PhilHealth suspends new eligibility rule

PHILHEALTH holds off the implementation of the requirement that members must have paid at least nine monthly contributions within the 12 months immediately before hospitalization to avail of benefits.

The new eligibility rule was supposed to take effect this July for all member categories and in cases of benefit availment.

But due to concerns on the proper definition and application of ‘sufficient regularity’ as basis for entitlement to benefits, PhilHealth suspended its implementation pending evaluation by the concerned operational units.

The deferment will remain in effect until the PhilHealth Board issues the appropriate policy.

Employed and individually paying members are entitled to PhilHealth benefits if they have paid at least three monthly contributions within the six months immediately prior to hospitalization. But individually paying members must have paid the quarter immediately before hospital admission to avoid suspension of benefits.

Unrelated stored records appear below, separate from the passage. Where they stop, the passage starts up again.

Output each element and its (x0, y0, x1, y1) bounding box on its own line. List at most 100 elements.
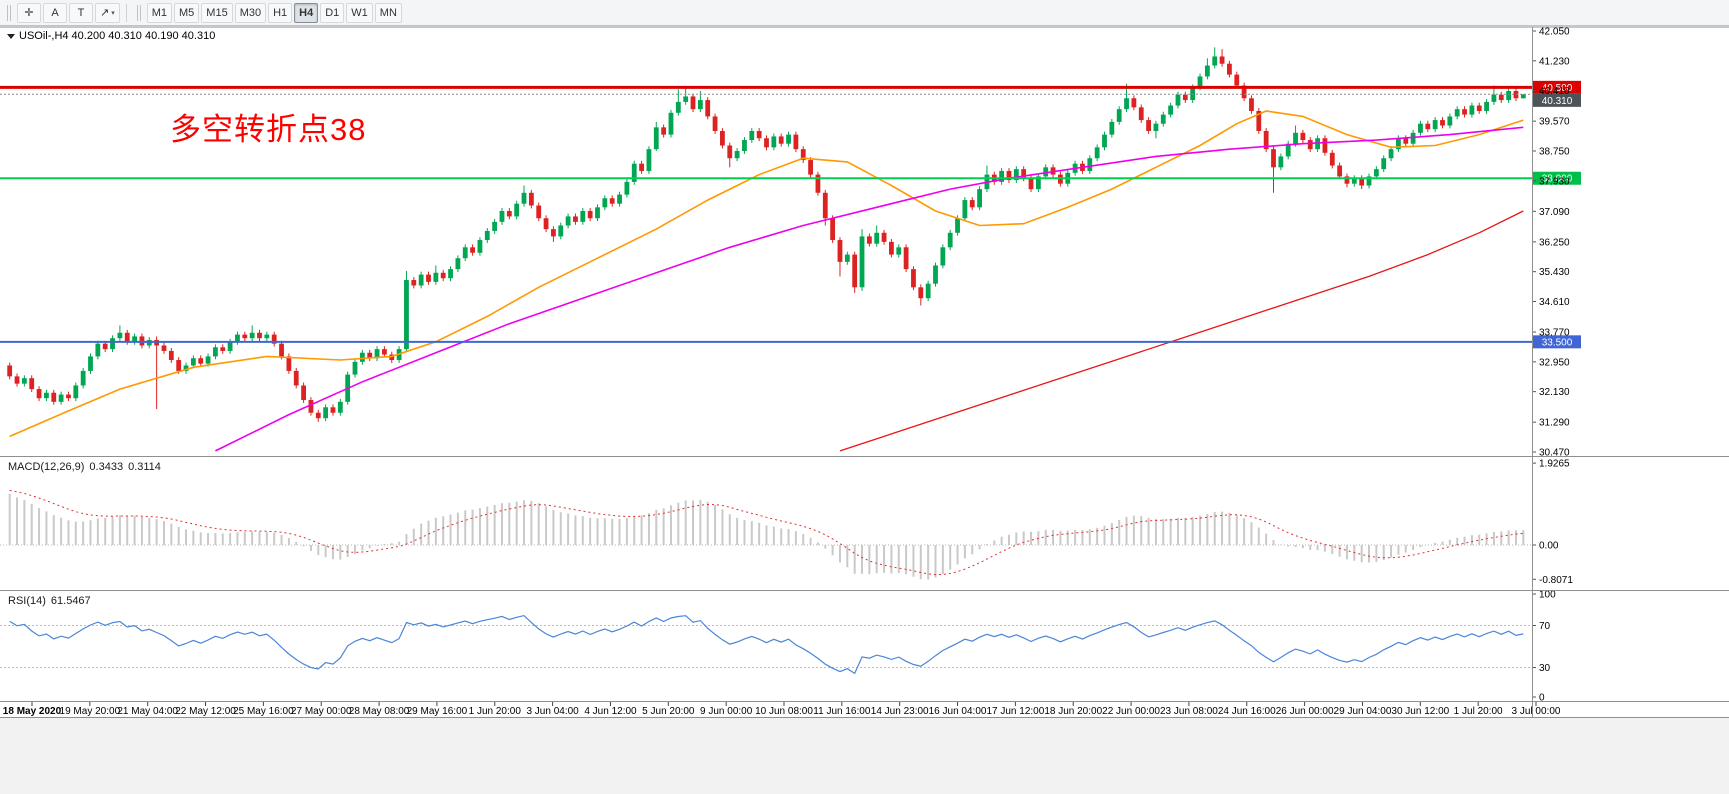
svg-text:9 Jun 00:00: 9 Jun 00:00 (700, 706, 753, 717)
crosshair-icon[interactable]: ✛ (17, 2, 41, 23)
svg-text:36.250: 36.250 (1539, 237, 1570, 248)
rsi-panel: 100 70 30 0 (0, 590, 1556, 704)
svg-text:16 Jun 04:00: 16 Jun 04:00 (929, 706, 987, 717)
macd-name: MACD(12,26,9) (8, 461, 85, 473)
svg-text:40.500: 40.500 (1542, 83, 1573, 94)
price-axis: 42.050 41.230 40.410 39.570 38.750 37.930 37.0… (1532, 27, 1570, 459)
chart-window (0, 26, 1729, 718)
svg-text:34.610: 34.610 (1539, 297, 1570, 308)
price-badge-38.000 (1533, 171, 1581, 185)
timeframe-buttons: M1 M5 M15 M30 H1 H4 D1 W1 MN (146, 2, 403, 23)
ma-mid-magenta (215, 126, 1524, 452)
price-badge-33.500 (1533, 335, 1581, 349)
svg-text:28 May 08:00: 28 May 08:00 (349, 706, 410, 717)
macd-value: 0.3433 (89, 461, 124, 473)
svg-text:32.950: 32.950 (1539, 357, 1570, 368)
toolbar: ✛ A T ↗ ▾ M1 M5 M15 M30 H1 H4 D1 W1 MN (0, 0, 1729, 26)
panel-frames (0, 26, 1729, 718)
svg-text:0: 0 (1539, 693, 1545, 704)
svg-text:3 Jul 00:00: 3 Jul 00:00 (1512, 706, 1561, 717)
svg-text:22 May 12:00: 22 May 12:00 (175, 706, 236, 717)
svg-text:5 Jun 20:00: 5 Jun 20:00 (642, 706, 695, 717)
macd-panel: 1.9265 0.00 -0.8071 (0, 459, 1573, 586)
price-badge-40.310 (1533, 93, 1581, 107)
price-chart-canvas[interactable]: 40.500 40.310 38.000 33.500 42.050 41.230 40.4… (0, 0, 1729, 720)
timeframe-button-m5[interactable]: M5 (174, 2, 200, 23)
ma-fast-orange (9, 110, 1524, 438)
svg-text:32.130: 32.130 (1539, 387, 1570, 398)
svg-text:-0.8071: -0.8071 (1539, 575, 1573, 586)
svg-text:29 Jun 04:00: 29 Jun 04:00 (1334, 706, 1392, 717)
rsi-label: RSI(14) 61.5467 (8, 595, 91, 607)
tool-buttons: ✛ A T ↗ ▾ (16, 2, 121, 23)
svg-text:33.770: 33.770 (1539, 328, 1570, 339)
chart-annotation-text: 多空转折点38 (170, 112, 367, 147)
svg-text:30: 30 (1539, 663, 1551, 674)
svg-text:25 May 16:00: 25 May 16:00 (233, 706, 294, 717)
svg-text:35.430: 35.430 (1539, 267, 1570, 278)
svg-text:1 Jul 20:00: 1 Jul 20:00 (1454, 706, 1503, 717)
svg-text:70: 70 (1539, 621, 1551, 632)
macd-label: MACD(12,26,9) 0.3433 0.3114 (8, 461, 161, 473)
svg-text:10 Jun 08:00: 10 Jun 08:00 (755, 706, 813, 717)
toolbar-grip[interactable] (7, 4, 11, 21)
timeframe-button-mn[interactable]: MN (374, 2, 402, 23)
svg-text:42.050: 42.050 (1539, 27, 1570, 38)
rsi-value: 61.5467 (50, 595, 91, 607)
svg-text:27 May 00:00: 27 May 00:00 (291, 706, 352, 717)
svg-text:1.9265: 1.9265 (1539, 459, 1570, 470)
svg-text:29 May 16:00: 29 May 16:00 (407, 706, 468, 717)
svg-text:0.00: 0.00 (1539, 541, 1559, 552)
svg-text:33.500: 33.500 (1542, 337, 1573, 348)
chart-title-text: USOil-,H4 40.200 40.310 40.190 40.310 (19, 30, 216, 42)
svg-text:17 Jun 12:00: 17 Jun 12:00 (986, 706, 1044, 717)
svg-text:40.410: 40.410 (1539, 86, 1570, 97)
svg-text:4 Jun 12:00: 4 Jun 12:00 (584, 706, 637, 717)
timeframe-button-w1[interactable]: W1 (346, 2, 373, 23)
svg-text:30 Jun 12:00: 30 Jun 12:00 (1391, 706, 1449, 717)
svg-text:18 Jun 20:00: 18 Jun 20:00 (1044, 706, 1102, 717)
timeframe-button-d1[interactable]: D1 (320, 2, 345, 23)
timeframe-button-m30[interactable]: M30 (234, 2, 267, 23)
toolbar-separator (125, 3, 127, 22)
chart-title: USOil-,H4 40.200 40.310 40.190 40.310 (7, 30, 215, 42)
text-label-tool[interactable]: A (43, 2, 67, 23)
toolbar-grip-2[interactable] (136, 4, 141, 21)
chevron-down-icon: ▾ (111, 9, 115, 17)
svg-text:100: 100 (1539, 590, 1556, 601)
svg-text:37.930: 37.930 (1539, 176, 1570, 187)
rsi-name: RSI(14) (8, 595, 46, 607)
svg-text:24 Jun 16:00: 24 Jun 16:00 (1218, 706, 1276, 717)
svg-text:14 Jun 23:00: 14 Jun 23:00 (871, 706, 929, 717)
svg-text:11 Jun 16:00: 11 Jun 16:00 (813, 706, 871, 717)
timeframe-button-m15[interactable]: M15 (201, 2, 233, 23)
timeframe-button-h4[interactable]: H4 (294, 2, 319, 23)
svg-text:23 Jun 08:00: 23 Jun 08:00 (1160, 706, 1218, 717)
svg-text:1 Jun 20:00: 1 Jun 20:00 (469, 706, 522, 717)
shapes-tool[interactable]: ↗ ▾ (95, 2, 120, 23)
timeframe-button-h1[interactable]: H1 (268, 2, 293, 23)
svg-text:26 Jun 00:00: 26 Jun 00:00 (1276, 706, 1334, 717)
timeframe-button-m1[interactable]: M1 (146, 2, 173, 23)
price-badge-40.500 (1533, 80, 1581, 94)
macd-signal-value: 0.3114 (128, 461, 161, 473)
svg-text:22 Jun 00:00: 22 Jun 00:00 (1102, 706, 1160, 717)
svg-text:31.290: 31.290 (1539, 418, 1570, 429)
moving-averages-layer (9, 110, 1524, 452)
text-frame-tool[interactable]: T (69, 2, 93, 23)
svg-text:38.750: 38.750 (1539, 146, 1570, 157)
svg-text:38.000: 38.000 (1542, 174, 1573, 185)
macd-signal-line (9, 489, 1524, 576)
rsi-line (9, 614, 1524, 675)
svg-text:41.230: 41.230 (1539, 56, 1570, 67)
svg-text:21 May 04:00: 21 May 04:00 (117, 706, 178, 717)
symbol-dropdown-icon[interactable] (7, 33, 15, 39)
svg-text:40.310: 40.310 (1542, 96, 1573, 107)
level-lines-layer: 40.500 40.310 38.000 33.500 (0, 80, 1581, 349)
svg-text:37.090: 37.090 (1539, 207, 1570, 218)
ma-slow-red (839, 210, 1524, 452)
svg-text:39.570: 39.570 (1539, 117, 1570, 128)
svg-text:18 May 2020: 18 May 2020 (3, 706, 62, 717)
svg-text:3 Jun 04:00: 3 Jun 04:00 (526, 706, 579, 717)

To avail of benefits for pregnancy-related procedures, select operative or surgical procedures, dialysis, chemotherapy and radiotherapy, individually paying members must have paid at least nine monthly contributions within the 12 months immediately before hospitalization.

Sponsored and overseas Filipino workers (OFWs) are entitled to benefits within the one-year validity period of their coverage, whereas registered lifetime members are no longer required to establish proof of premium payment to avail of benefits.